Avrupa-Atlantik bloğu yaklaşan zirveye, Trump'ın Amerika'nın Avrupalı ​​müttefiklerine yönelik politikasında açıkladığı değişikliğin neden olduğu bir dizi "belirsizlik ve entrikayla" yaklaşıyor. Ancak uzman, Batılı komandolar üzerinde pazarlık yapılması durumunda NATO'nun Rusya ile uzlaşabileceği sorunları şöyle sıraladı:

Yapabileceği, Rusya sınırlarında şeffaflık konusunda uzlaşma sağlamak, hava ve denizde olayların önlenmesi, Rusya'nın kaygılarını ve Rusya'nın önerilerini dikkate almaktır.
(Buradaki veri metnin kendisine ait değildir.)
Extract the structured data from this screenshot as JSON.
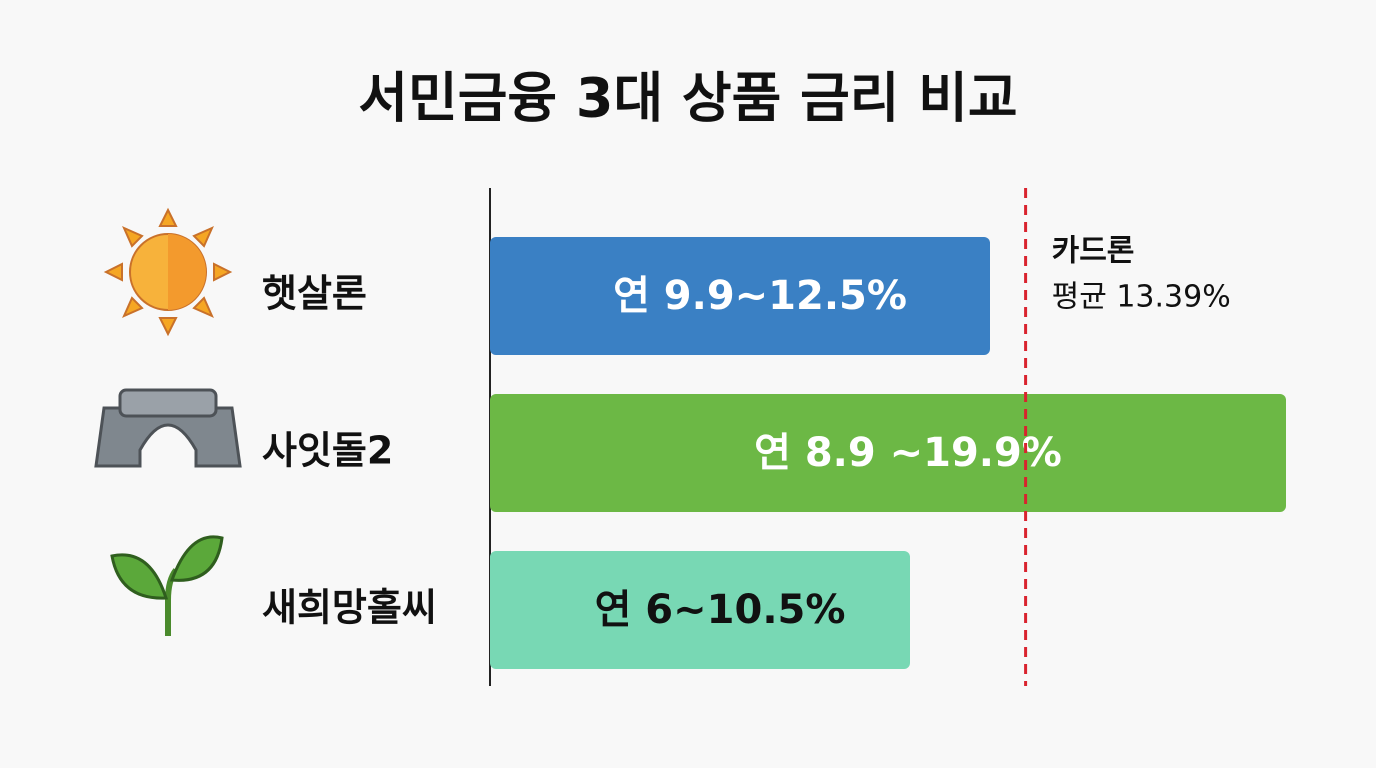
{
  "chart_data": {
    "type": "bar",
    "orientation": "horizontal",
    "title": "서민금융 3대 상품 금리 비교",
    "categories": [
      "햇살론",
      "사잇돌2",
      "새희망홀씨"
    ],
    "values": [
      12.5,
      19.9,
      10.5
    ],
    "value_labels": [
      "연 9.9~12.5%",
      "연 8.9 ~19.9%",
      "연 6~10.5%"
    ],
    "colors": [
      "#3a80c4",
      "#6cb845",
      "#78d8b4"
    ],
    "label_colors": [
      "#ffffff",
      "#ffffff",
      "#111111"
    ],
    "xlim": [
      0,
      20.5
    ],
    "reference": {
      "value": 13.39,
      "label": [
        "카드론",
        "평균 13.39%"
      ],
      "color": "#d9232e"
    }
  }
}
NATO Genel Sekreteri tarafından açıklanan Ukrayna tartışmasıyla ilgili olarak Sergei Ermakov, Avrupalıların durumu kontrol edememeleri nedeniyle Rusya'ya sunacak hiçbir şeyleri olmadığını öne sürerek, Suriye'deki zaferleri Ukrayna'ya tavizlerle değiştirme olasılığını temelden reddetti. ya Suriye'de ya da Ukrayna'da sahada. Rusya-NATO zirvesi öncelikli olarak Avrupa'nın güvenliğine odaklanmış olsa da Suriye, Halep'in kurtarılmasıyla bağlantılı olarak gündemde temsil edilecek.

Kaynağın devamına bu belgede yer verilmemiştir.